Considerado um dos mais proeminentes arqueólogos da Península Ibérica, nunca perdeu a ligação a Setúbal, cidade onde nasceu
O arqueólogo Victor dos Santos Gonçalves, que esteve ligado ao Museu de Arqueologia e Etnografia do Distrito de Setúbal (MAEDS), e que era considerado um dos maiores entre os seus pares, morreu esta terça-feira, aos 78 anos de idade, informou a Liga dos Amigos de Setúbal e Azeitão (LASA), em nota enviada a O SETUBALENSE.
A associação cultural, que tinha homenageado Victor dos Santos Gonçalves há pouco mais de dois meses, recorda o percurso do arqueólogo, no texto que transcrevemos abaixo, na íntegra.
“Nascido em Setúbal, no dia 14 de Maio de 1946, o Professor Catedrático Emérito da Universidade de Lisboa e um dos mais proeminentes arqueólogos ibéricos faleceu na madrugada de hoje, 3 de Dezembro/2024. Com ampla mundividência, nunca deixou quebrar os laços afectivos com a cidade onde nasceu, nomeadamente por via da sua ligação ao MAEDS e aos seus fraternos amigos de sempre, Carlos Tavares da Silva e Joaquina Soares.
A Liga dos Amigos de Setúbal e Azeitão recorda que homenageou Victor dos Santos Gonçalves com a sua medalha de mérito cultural em 15 de Setembro de 2024, “quando já se encontrava muito doente, mas lúcido, e com a cabeça cheia de estórias, sempre divertidas e de fina ironia, para partilhar com a alegria de estar com os outros na descoberta, na criação de conhecimento, na vida. A medalha que guardou na sua mesa-de-cabeceira até ao momento em que a ofereceu, com outro espólio pessoal, ao Museu Nacional de Arqueologia.
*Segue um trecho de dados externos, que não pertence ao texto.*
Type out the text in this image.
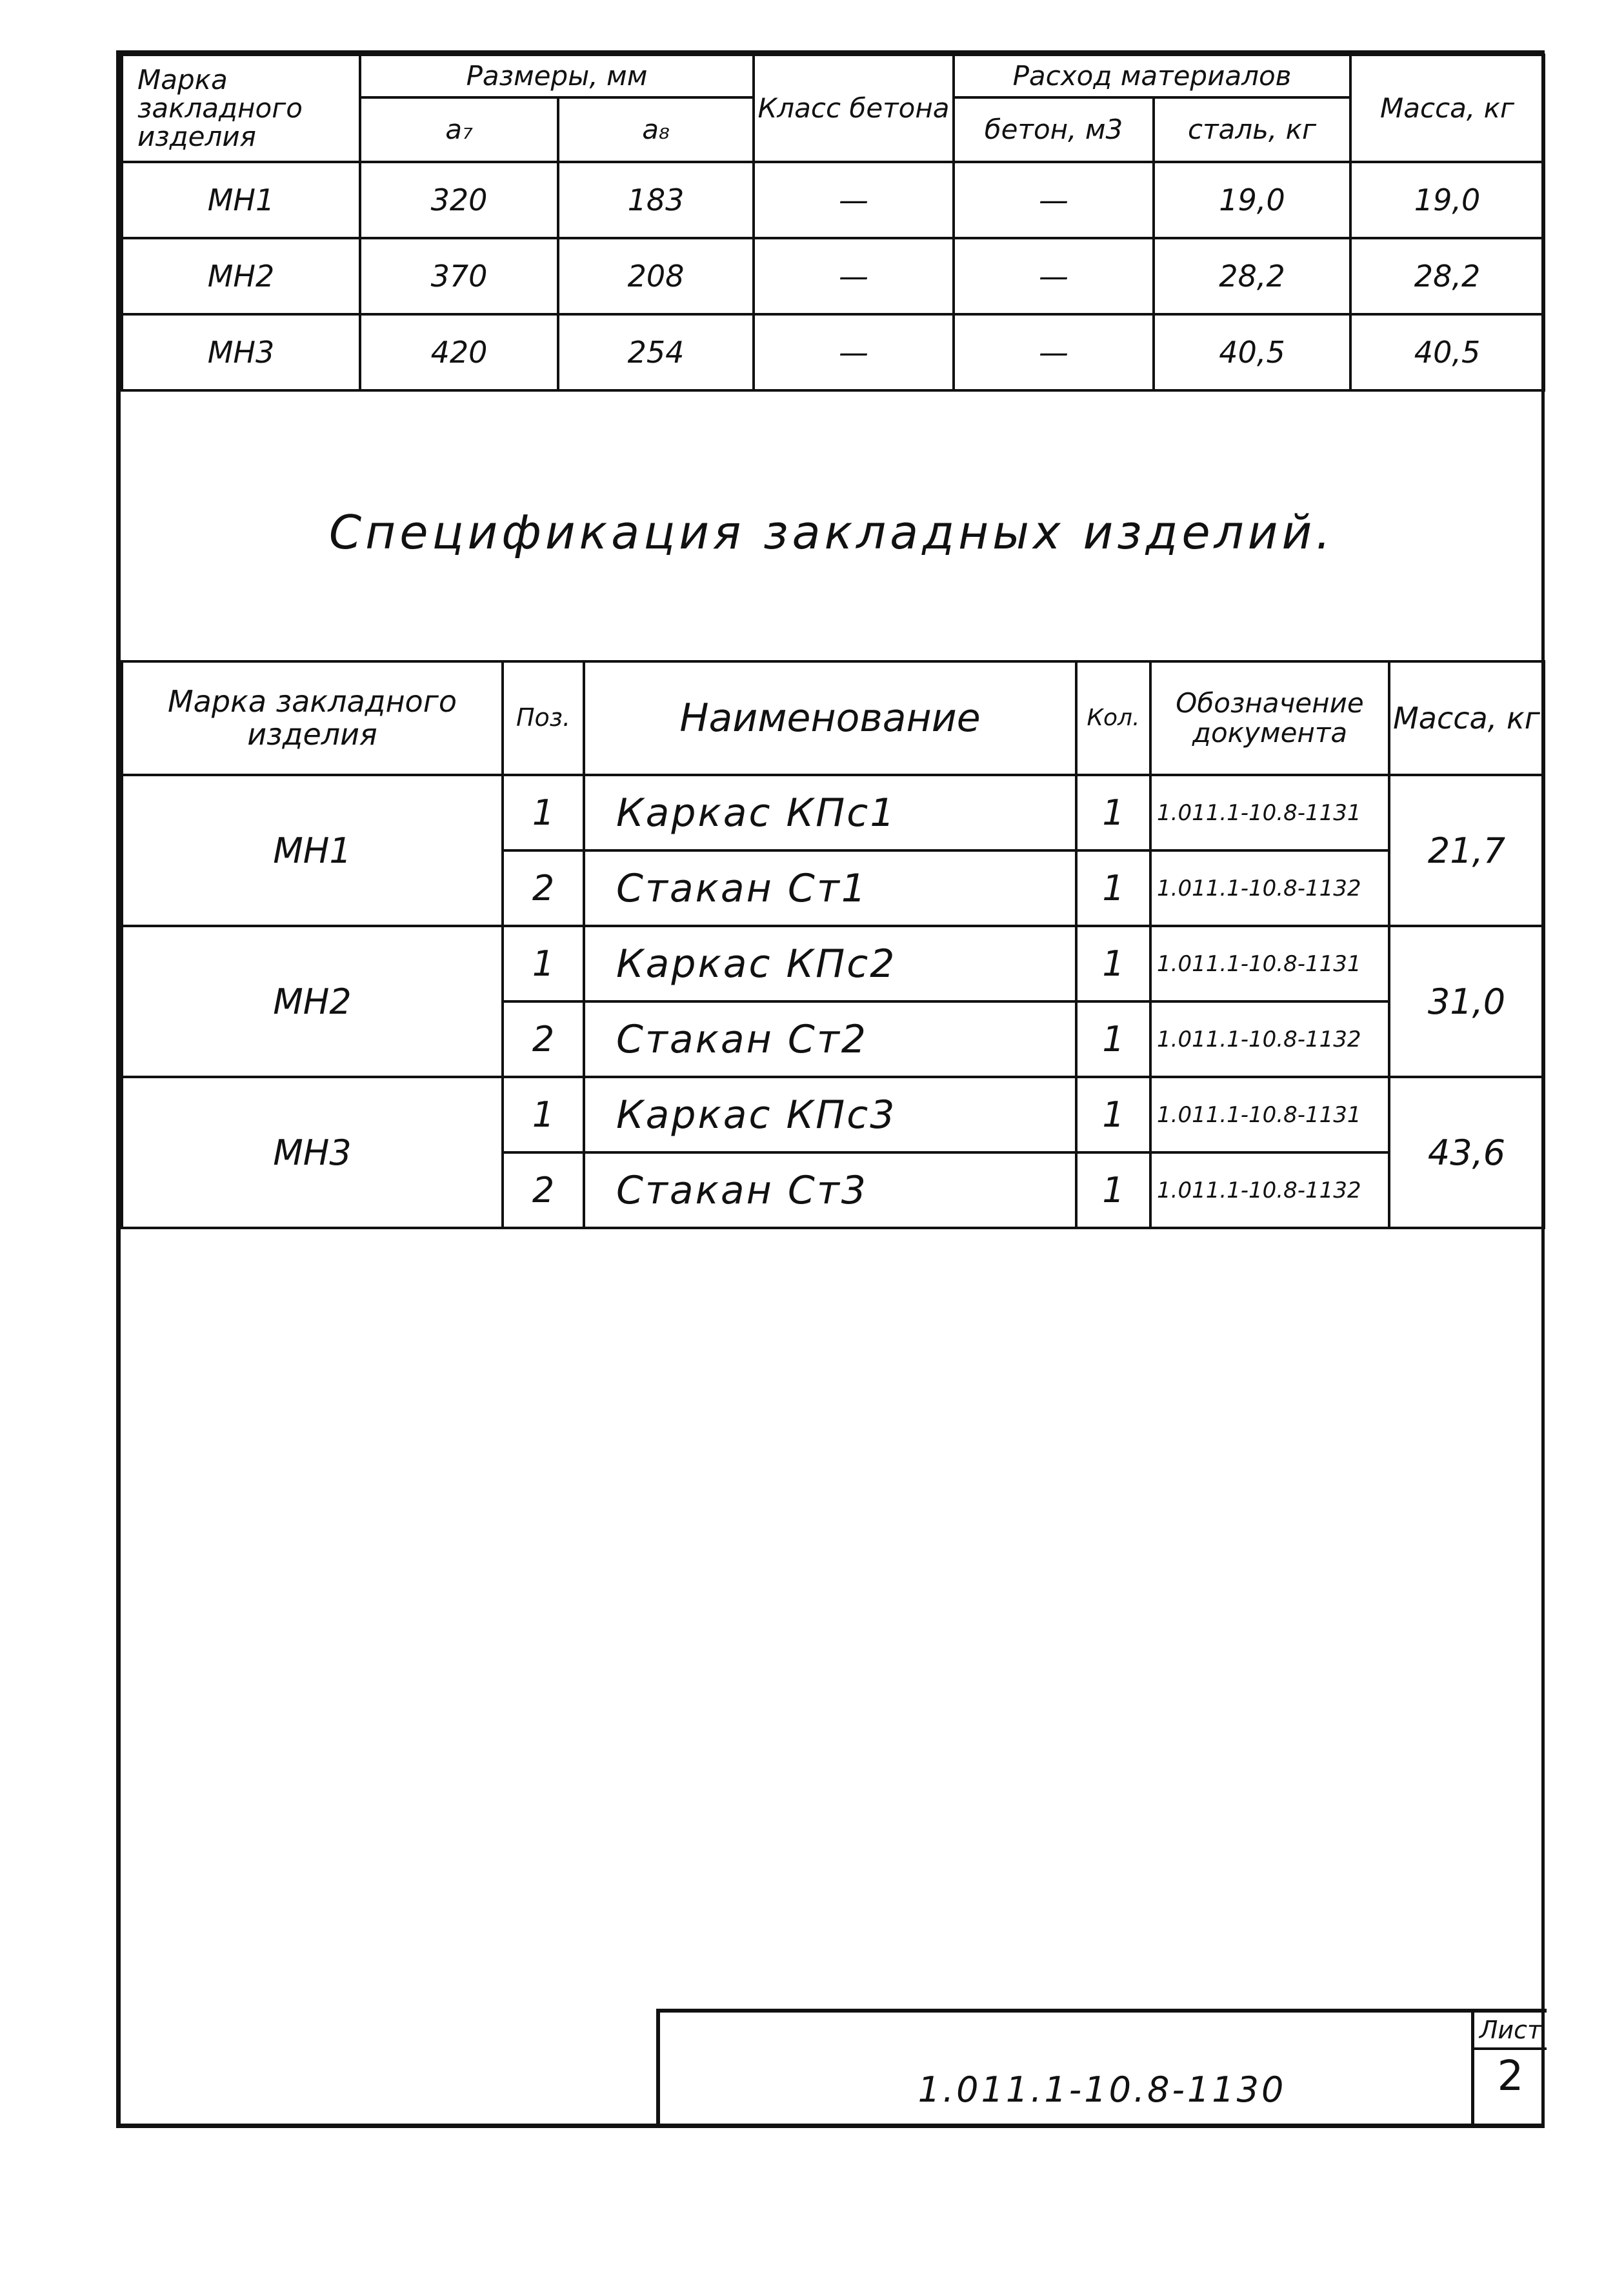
Марка закладного изделия	Размеры, мм		Класс бетона	Расход материалов		Масса, кг
	a₇	a₈		бетон, м3	сталь, кг	
МН1	320	183	—	—	19,0	19,0
МН2	370	208	—	—	28,2	28,2
МН3	420	254	—	—	40,5	40,5
Спецификация закладных изделий.
Марка закладного изделия	Поз.	Наименование	Кол.	Обозначение документа	Масса, кг
МН1	1	Каркас КПс1	1	1.011.1-10.8-1131	21,7
	2	Стакан Ст1	1	1.011.1-10.8-1132	
МН2	1	Каркас КПс2	1	1.011.1-10.8-1131	31,0
	2	Стакан Ст2	1	1.011.1-10.8-1132	
МН3	1	Каркас КПс3	1	1.011.1-10.8-1131	43,6
	2	Стакан Ст3	1	1.011.1-10.8-1132	
1.011.1-10.8-1130
Лист
2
Como incansável investigador, realizou dezenas de escavações arqueológicas por si dirigidas, com início precisamente no castro pré-histórico da Rotura, em Setúbal, no sopé da Serra de São Luís. O seu labor incidiu especialmente no Sul de Portugal – Alto Algarve Oriental, Reguengos de Monsaraz, Coruche, Azambuja, mas também na Estremadura. A partir de uma intensa arqueologia de campo, dedicou-se ao estudo das sociedades agro-pastoris neolíticas e arqueo-metalúrgicas, do VI ao III Milénio A.C., contribuições que divulgou através de mais de 200 publicações científicas, complementadas por conferências, seminários, encontros e congressos (alguns deles promovidos por si, como os célebres colóquios internacionais sobre Megalitismo, de Monsaraz), e mesmo exposições museográficas (www.uniarq.net/victor-s-gonccedilalves-cv.html).
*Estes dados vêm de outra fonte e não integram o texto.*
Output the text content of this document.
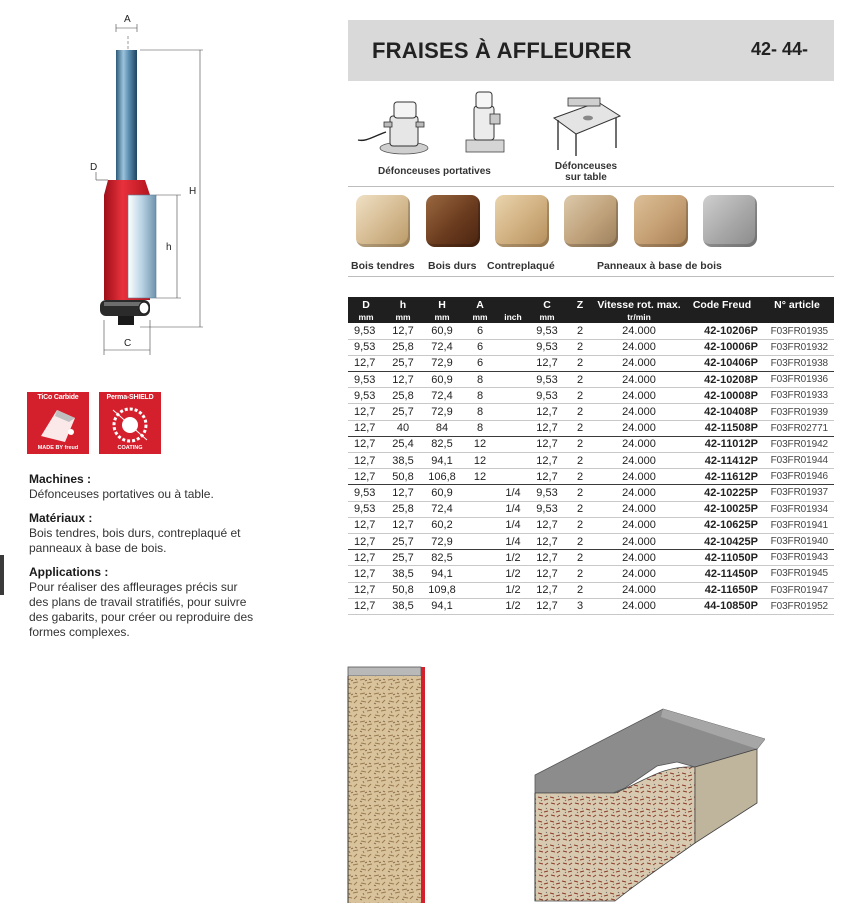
A
D
H
h
C
TiCo Carbide
MADE BY freud
Perma-SHIELD
COATING
Machines :
Défonceuses portatives ou à table.
Matériaux :
Bois tendres, bois durs, contreplaqué et panneaux à base de bois.
Applications :
Pour réaliser des affleurages précis sur des plans de travail stratifiés, pour suivre des gabarits, pour créer ou reproduire des formes complexes.
FRAISES À AFFLEURER	42- 44-
Défonceuses portatives	Défonceuses
sur table
Bois tendres Bois durs Contreplaqué	Panneaux à base de bois
D	h	H	A		C	Z	Vitesse rot. max.	Code Freud	N° article
mm	mm	mm	mm	inch	mm		tr/min		
9,53	12,7	60,9	6		9,53	2	24.000	42-10206P	F03FR01935
9,53	25,8	72,4	6		9,53	2	24.000	42-10006P	F03FR01932
12,7	25,7	72,9	6		12,7	2	24.000	42-10406P	F03FR01938
9,53	12,7	60,9	8		9,53	2	24.000	42-10208P	F03FR01936
9,53	25,8	72,4	8		9,53	2	24.000	42-10008P	F03FR01933
12,7	25,7	72,9	8		12,7	2	24.000	42-10408P	F03FR01939
12,7	40	84	8		12,7	2	24.000	42-11508P	F03FR02771
12,7	25,4	82,5	12		12,7	2	24.000	42-11012P	F03FR01942
12,7	38,5	94,1	12		12,7	2	24.000	42-11412P	F03FR01944
12,7	50,8	106,8	12		12,7	2	24.000	42-11612P	F03FR01946
9,53	12,7	60,9		1/4	9,53	2	24.000	42-10225P	F03FR01937
9,53	25,8	72,4		1/4	9,53	2	24.000	42-10025P	F03FR01934
12,7	12,7	60,2		1/4	12,7	2	24.000	42-10625P	F03FR01941
12,7	25,7	72,9		1/4	12,7	2	24.000	42-10425P	F03FR01940
12,7	25,7	82,5		1/2	12,7	2	24.000	42-11050P	F03FR01943
12,7	38,5	94,1		1/2	12,7	2	24.000	42-11450P	F03FR01945
12,7	50,8	109,8		1/2	12,7	2	24.000	42-11650P	F03FR01947
12,7	38,5	94,1		1/2	12,7	3	24.000	44-10850P	F03FR01952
A sua actividade como professor universitário iniciou-se em 1970, apenas com 24 anos, como assistente da Universidade de Luanda, onde ensinou, durante dois anos, Pré-História e Antiguidade Oriental. Em 1972, foi convidado pelos professores Jorge Borges de Macedo e Joaquim Veríssimo Serrão para leccionar Pré-História na Faculdade de Letras de Lisboa, iniciando um percurso académico que, passando pela cátedra, terminaria 44 anos depois, em 2016, com a jubilação, e durante o qual fundou uma verdadeira “escola”, que formou alguns dos melhores arqueólogos do Presente.
Foi também como docente da Faculdade de Letras que contribuiu para a institucionalização da Arqueologia em Portugal, tornando-se esta, ao nível do ensino, uma disciplina autónoma, independente da História. Por outro lado, fundou o Centro de Arqueologia da Universidade de Lisboa (UNIARQ), instituição de forte projecção internacional. No seio desta nasceram a revista Ophiussa e a série “Estudos e Memórias”.
A actividade científica desenvolvida pelo professor Victor dos Santos Gonçalves foi enriquecida por notável cultura humanística que se traduziu, entre outros aspectos, em uma escrita de grande qualidade, oferecendo a muitos textos de arqueologia de que é autor um cariz de acentuado recorte literário. O seu legado permanecerá na memória oral, nos ambientes que criou e sobretudo na sua notável obra escrita.”